One of the few aspects of New Orleans life to recover to near pre-Katrina levels is the city’s police department, which is staffed close to what is was in 2005, with a budget to match. The local police force has been beefed up with the addition of 60 Louisiana state troopers and 300 National Guard troops patrolling in Humvees and military uniforms—at a cost of $35 million to the state.
New Orleans led the US in homicides in 2006, with 161 murders, or a rate of 63.5 killings per 100,000 residents, based on a generous population estimate of 255,000. With more than 150 murders so far this year, the homicide rate is 15 times that of New York City and is poised to lead the nation again.

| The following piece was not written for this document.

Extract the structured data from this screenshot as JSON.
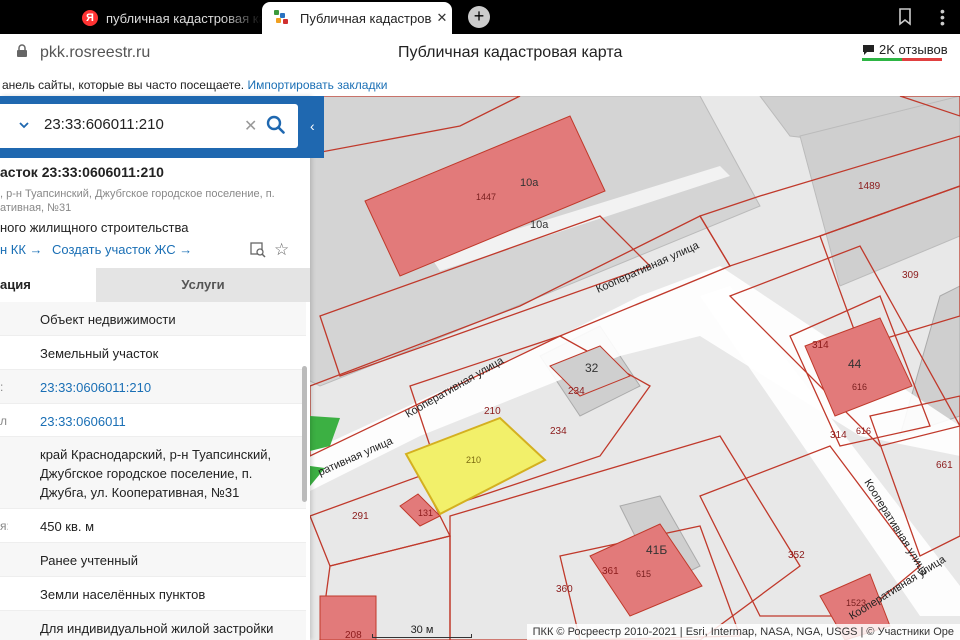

The city also has double the national rate of prisoners, and the highest incarceration rate of any major US city. Police are making a record number of arrests, averaging over 1,300 a week. Most arrests are for nonviolent crimes, mainly related to simple drug possession and alcohol use, fuelled by poverty and the lack of jobs.
Those being rounded up are overwhelmingly African-American and young, and the vast majority are held at the Orleans Parish Prison (OPP), a facility that epitomizes the brutality and contempt for ordinary people exhibited by government authorities in their response to the Katrina disaster.
OPP held 8,000 inmates when the hurricane hit, and prison officials abandoned hundreds of them as waters rose to chest level and higher. Prisoners reported seeing the bodies of inmates floating in the floodwaters surrounding the prison, and many have never been accounted for to this day.